Ho scelto l’annullamento lento atroce, perché capissero quello che doveva succedergli, perché almeno una volta quei maledetti capissero qualcosa.
Vi grazierò, ho pensato, vi toglierò da questo inferno, ho pensato, vi priverò del vostro essere che vi disgusta nel profondo. Vi fa schifo vivere, è giusto, avete scelto voi così.
Tu Regina dei miei coglioni, la testa piena di ambizioni che ti stravolgono tutta e ti rendono brutta – lo sai? – scalcia pure e strilla, sì, strilla per bene piccolo maiale vestito di Gucci.
Non ricordi il mio nome? Non ti ricordi il mio nome? Perché non te lo ricordi? Adieu, e la dissolvo in nulla.
Poi mi occupo del Re. Nemmeno tu ricordi il mio nome? Scommetto che in realtà lo ricorda…
Inizio a fargli abbandonare il suo corpaccio puzzolente. Fuori da quella testa, uomo. Non serve urlare, Sire, te ne stai andando, abbandoni il crepitìo della tua pelle di maiale, la polvere e le urla, gli yuppies che ti osannavano on-line... The end per la tua merda.
Già che ci sono annullo anche la Reggia Bianca, solo per coreografia: mentre si squaglia e cola in plastici filamenti fosforescenti, compaiono sulla scena i soldati che iniziano a sparare. Volo a mezz’aria per dar loro un po’ di importanza, sento qualche proiettile fischiarmi intorno ai capelli blerdi, ma ovviamente sono più veloce di tutte le pallottole della Terra.

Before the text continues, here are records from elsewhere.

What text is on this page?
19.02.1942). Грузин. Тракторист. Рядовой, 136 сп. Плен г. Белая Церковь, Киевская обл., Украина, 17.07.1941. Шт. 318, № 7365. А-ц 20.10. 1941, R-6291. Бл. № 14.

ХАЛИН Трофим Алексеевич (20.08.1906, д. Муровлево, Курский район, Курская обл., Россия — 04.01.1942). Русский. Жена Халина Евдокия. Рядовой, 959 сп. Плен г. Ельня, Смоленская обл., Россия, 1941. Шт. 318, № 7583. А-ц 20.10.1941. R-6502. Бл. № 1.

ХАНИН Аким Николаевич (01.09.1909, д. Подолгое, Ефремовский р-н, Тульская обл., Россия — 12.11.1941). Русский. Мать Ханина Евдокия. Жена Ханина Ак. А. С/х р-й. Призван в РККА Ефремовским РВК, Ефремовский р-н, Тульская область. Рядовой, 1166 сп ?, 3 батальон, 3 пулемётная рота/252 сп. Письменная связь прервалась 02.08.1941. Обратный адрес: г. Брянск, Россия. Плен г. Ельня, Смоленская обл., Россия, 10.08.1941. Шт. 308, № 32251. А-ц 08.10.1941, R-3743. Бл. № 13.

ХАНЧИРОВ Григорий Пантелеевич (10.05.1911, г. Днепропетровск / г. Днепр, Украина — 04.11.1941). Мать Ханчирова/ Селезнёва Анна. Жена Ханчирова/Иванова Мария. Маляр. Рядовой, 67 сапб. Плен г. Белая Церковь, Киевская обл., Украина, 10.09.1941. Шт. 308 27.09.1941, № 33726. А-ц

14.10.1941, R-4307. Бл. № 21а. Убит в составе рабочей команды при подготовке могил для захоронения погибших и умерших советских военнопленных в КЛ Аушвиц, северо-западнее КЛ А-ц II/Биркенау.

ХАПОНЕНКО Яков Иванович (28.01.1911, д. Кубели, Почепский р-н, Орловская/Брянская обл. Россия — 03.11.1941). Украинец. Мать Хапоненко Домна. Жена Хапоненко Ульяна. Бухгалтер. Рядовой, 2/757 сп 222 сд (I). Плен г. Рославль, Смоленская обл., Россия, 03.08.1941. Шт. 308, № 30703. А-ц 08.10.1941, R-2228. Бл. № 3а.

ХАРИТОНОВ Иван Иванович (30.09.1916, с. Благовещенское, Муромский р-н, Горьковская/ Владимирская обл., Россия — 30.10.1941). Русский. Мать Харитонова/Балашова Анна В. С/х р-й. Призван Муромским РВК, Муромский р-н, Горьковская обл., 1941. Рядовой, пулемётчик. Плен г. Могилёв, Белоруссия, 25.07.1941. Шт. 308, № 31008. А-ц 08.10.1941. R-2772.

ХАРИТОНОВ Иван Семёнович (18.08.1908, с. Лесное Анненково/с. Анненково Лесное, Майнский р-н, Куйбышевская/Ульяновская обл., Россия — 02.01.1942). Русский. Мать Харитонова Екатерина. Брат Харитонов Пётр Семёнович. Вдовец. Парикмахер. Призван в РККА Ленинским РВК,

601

L’ontonave è nascosta nella bella foresta. Gog si è risvegliato sentendo avvicinarsi la mia Essenza: ha avviato i motori, acceso le luci e preparato gli annullatori.
L'androide non percepisce emozioni, quindi sono senz'altro io che proietto le mie sulla sua figura metallica: non è vero che un ghigno gli illumina il volto.
Prima della fine però accade la deliziosa meraviglia, la cosa più bella in Terra: piove, piove dalla grande altezza!
Prima della missione, l'avevo nooviosionata insieme a tutto il resto, per molti istanti eterni: mi incantava...
Piove dall’altezza! Assaporo la pioggia, ne bevo le gocce, picchietta il mio corpo, percuote la pelle e mi fa assaporare il suo gentile tamburello. Tic tic tic, tic tic tic.
Piove su di me dalla grande altezza.

Luccicante di perline iridescenti sono entrata nell'ontonave e ho completato la missione. Ristorata dalla pioggia, ho direzionato gli annullatori per togliere di mezzo il piccolo peccato del mondo.
La Terra si è allontanata dalla visuale, azzurra come la rendeva la pioggia, sorgente degli oceani. Per il mio senso estetico mi sono ingegnata a spremere un’ultima pioggia terrestre: ho fatto in modo che il dissolvimento del pianeta avesse forma di gocce multicolori.
Poi sono tornata al vertice del cosmo. Da lui .
Aspettava, come sempre, più-che-tondo se avesse forma, ultraluminoso se fosse visibile.
Presso di lui il mio corpo si è ristorato delle offese terrestri.
Mi ha stretta forte e baciata sulla bocca.
Missione compiuta, mi ha fatto pensare il mio altissimo amore.
Poi ha pronunciato il mio nome dissolvendomi nell'eterno godimento.

Dio ama le sue creature, già!

…perché non ricordavano il mio nome? Scommetto che in realtà lo ricordavano... Quanti angeli sterminatori potevano conoscere oltre a me?